A longer solution would be to enable permissive, install the snap, grab the denials and use audit2allow -R to generate a local policy to allow this specific action. Running sudo ausearch -m AVC -se system_u:object_r:snappy_var_t -ts <timestamp-from-journal> should list the relevant logs only. If you generate a local policy module, you woull need to remove it once the fixes land with a future version of snapd.


#7

How do I switch to permissive mode?
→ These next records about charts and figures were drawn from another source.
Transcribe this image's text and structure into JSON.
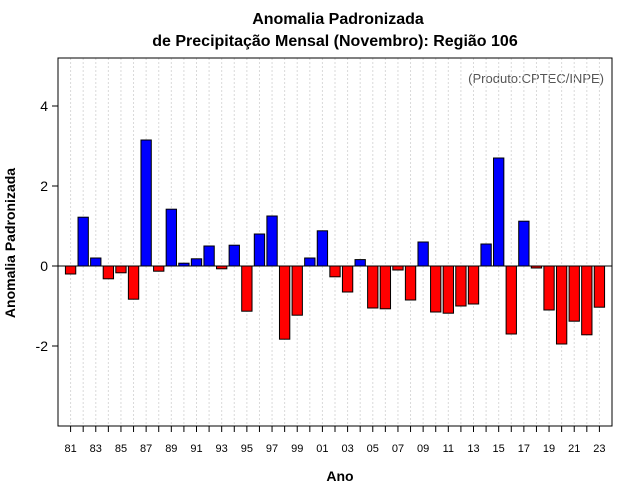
{
  "chart_data": {
    "type": "bar",
    "title": "Anomalia Padronizada",
    "subtitle": "de Precipitação Mensal (Novembro): Região 106",
    "xlabel": "Ano",
    "ylabel": "Anomalia Padronizada",
    "credit": "(Produto:CPTEC/INPE)",
    "ylim": [
      -4,
      5.2
    ],
    "yticks": [
      -2,
      0,
      2,
      4
    ],
    "ytick_labels": [
      "-2",
      "0",
      "2",
      "4"
    ],
    "positive_color": "#0000ff",
    "negative_color": "#ff0000",
    "grid": true,
    "categories": [
      "1981",
      "1982",
      "1983",
      "1984",
      "1985",
      "1986",
      "1987",
      "1988",
      "1989",
      "1990",
      "1991",
      "1992",
      "1993",
      "1994",
      "1995",
      "1996",
      "1997",
      "1998",
      "1999",
      "2000",
      "2001",
      "2002",
      "2003",
      "2004",
      "2005",
      "2006",
      "2007",
      "2008",
      "2009",
      "2010",
      "2011",
      "2012",
      "2013",
      "2014",
      "2015",
      "2016",
      "2017",
      "2018",
      "2019",
      "2020",
      "2021",
      "2022",
      "2023"
    ],
    "xtick_labels": [
      "81",
      "",
      "83",
      "",
      "85",
      "",
      "87",
      "",
      "89",
      "",
      "91",
      "",
      "93",
      "",
      "95",
      "",
      "97",
      "",
      "99",
      "",
      "01",
      "",
      "03",
      "",
      "05",
      "",
      "07",
      "",
      "09",
      "",
      "11",
      "",
      "13",
      "",
      "15",
      "",
      "17",
      "",
      "19",
      "",
      "21",
      "",
      "23"
    ],
    "values": [
      -0.2,
      1.22,
      0.2,
      -0.32,
      -0.17,
      -0.83,
      3.15,
      -0.13,
      1.42,
      0.07,
      0.18,
      0.5,
      -0.07,
      0.52,
      -1.13,
      0.8,
      1.25,
      -1.83,
      -1.23,
      0.2,
      0.88,
      -0.27,
      -0.65,
      0.16,
      -1.05,
      -1.07,
      -0.1,
      -0.85,
      0.6,
      -1.15,
      -1.18,
      -1.0,
      -0.95,
      0.55,
      2.7,
      -1.7,
      1.12,
      -0.05,
      -1.1,
      -1.95,
      -1.38,
      -1.72,
      -1.03
    ]
  }
}
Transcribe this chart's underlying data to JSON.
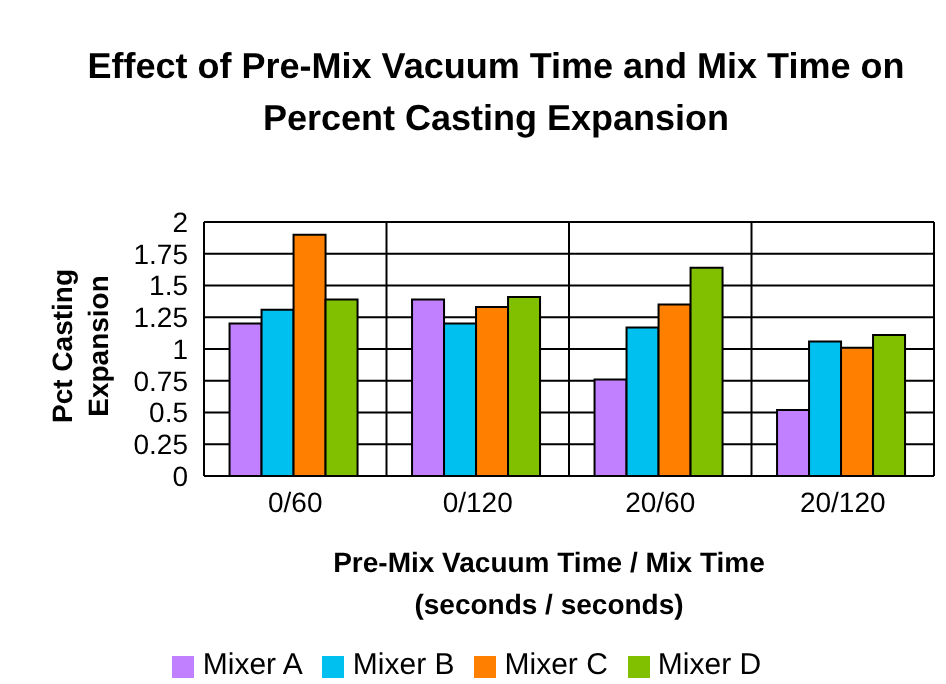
{
  "chart_data": {
    "type": "bar",
    "title": "Effect of Pre-Mix Vacuum Time and Mix Time on Percent Casting Expansion",
    "xlabel": "Pre-Mix Vacuum Time / Mix Time (seconds / seconds)",
    "ylabel": "Pct Casting Expansion",
    "categories": [
      "0/60",
      "0/120",
      "20/60",
      "20/120"
    ],
    "series": [
      {
        "name": "Mixer A",
        "color": "#c080ff",
        "values": [
          1.2,
          1.39,
          0.76,
          0.52
        ]
      },
      {
        "name": "Mixer B",
        "color": "#00c0f0",
        "values": [
          1.31,
          1.2,
          1.17,
          1.06
        ]
      },
      {
        "name": "Mixer C",
        "color": "#ff8000",
        "values": [
          1.9,
          1.33,
          1.35,
          1.01
        ]
      },
      {
        "name": "Mixer D",
        "color": "#80c000",
        "values": [
          1.39,
          1.41,
          1.64,
          1.11
        ]
      }
    ],
    "ylim": [
      0,
      2
    ],
    "yticks": [
      0,
      0.25,
      0.5,
      0.75,
      1,
      1.25,
      1.5,
      1.75,
      2
    ],
    "grid": true,
    "legend": "bottom"
  }
}
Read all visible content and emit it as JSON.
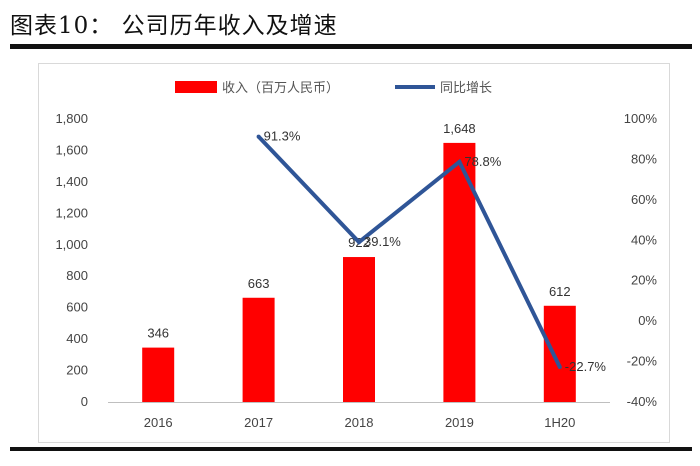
{
  "title": "图表10：  公司历年收入及增速",
  "chart_data": {
    "type": "bar",
    "categories": [
      "2016",
      "2017",
      "2018",
      "2019",
      "1H20"
    ],
    "series": [
      {
        "name": "收入（百万人民币）",
        "type": "bar",
        "axis": "left",
        "color": "#ff0000",
        "values": [
          346,
          663,
          922,
          1648,
          612
        ],
        "labels": [
          "346",
          "663",
          "922",
          "1,648",
          "612"
        ]
      },
      {
        "name": "同比增长",
        "type": "line",
        "axis": "right",
        "color": "#2f5597",
        "values": [
          null,
          91.3,
          39.1,
          78.8,
          -22.7
        ],
        "labels": [
          "",
          "91.3%",
          "39.1%",
          "78.8%",
          "-22.7%"
        ]
      }
    ],
    "y_left": {
      "range": [
        0,
        1800
      ],
      "ticks": [
        0,
        200,
        400,
        600,
        800,
        1000,
        1200,
        1400,
        1600,
        1800
      ],
      "tick_labels": [
        "0",
        "200",
        "400",
        "600",
        "800",
        "1,000",
        "1,200",
        "1,400",
        "1,600",
        "1,800"
      ]
    },
    "y_right": {
      "range": [
        -40,
        100
      ],
      "ticks": [
        -40,
        -20,
        0,
        20,
        40,
        60,
        80,
        100
      ],
      "tick_labels": [
        "-40%",
        "-20%",
        "0%",
        "20%",
        "40%",
        "60%",
        "80%",
        "100%"
      ]
    },
    "grid": false,
    "legend_position": "top"
  }
}
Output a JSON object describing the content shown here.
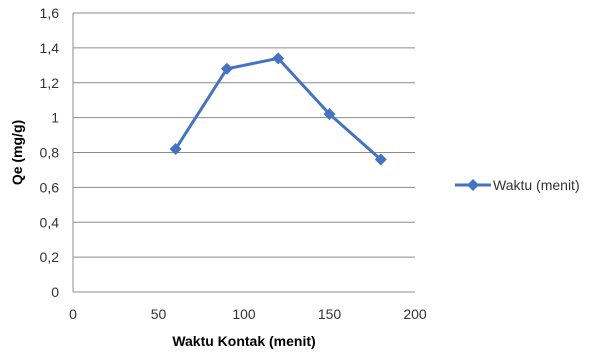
{
  "chart_data": {
    "type": "scatter",
    "title": "",
    "xlabel": "Waktu Kontak (menit)",
    "ylabel": "Qe (mg/g)",
    "xlim": [
      0,
      200
    ],
    "ylim": [
      0,
      1.6
    ],
    "x_ticks": [
      "0",
      "50",
      "100",
      "150",
      "200"
    ],
    "y_ticks": [
      "0",
      "0,2",
      "0,4",
      "0,6",
      "0,8",
      "1",
      "1,2",
      "1,4",
      "1,6"
    ],
    "grid": "horizontal",
    "legend_position": "right",
    "marker": "diamond",
    "line_style": "straight lines with markers",
    "series": [
      {
        "name": "Waktu (menit)",
        "color": "#4472C4",
        "points": [
          {
            "x": 60,
            "y": 0.82
          },
          {
            "x": 90,
            "y": 1.28
          },
          {
            "x": 120,
            "y": 1.34
          },
          {
            "x": 150,
            "y": 1.02
          },
          {
            "x": 180,
            "y": 0.76
          }
        ]
      }
    ]
  }
}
Could I change it back when you refactor snapd policy?


#8

For the first question, I’ve found an answer on the RedHat docs

For the second question, is it going to be enough to set again enforced when you roll out the updated version?


#9

sudo lxd init outputs
sudo: lxd: command not found

lxd init outputs
Error: Failed to connect to local LXD: Get http://unix.socket/1.0: dial unix /var/snap/lxd/common/lxd/unix.socket: connect: permission denied


#10

I suppose the permissions are a bit off, can you post the output of ls -l /var/snap/lxd/common/lxd/unix.socket?


#11

The sudo lxd init error looks a bit fishy, needs futher investigation. Maybe Fedora 29 introduced some changes to sudo configuration too like they did with default umask.


#12

That’s what I get:

srw-rw----. 1 root lxd 0 Dec 12 18:15 /var/snap/lxd/common/lxd/unix.socket


#13

I confirm that I have lxd running on Fedora 29 after switching SELinux to permissive mode and adding myself to group lxd:

$ cat /etc/fedora-release 
Fedora release 29 (Twenty Nine)
$ lxc launch ubuntu:16.04
Creating the container
Container name is: usable-muskrat
Starting usable-muskrat

Update: oh ok, it was not flawless: it seems that lxd.daemon is not stopping gracefully on system shutdown.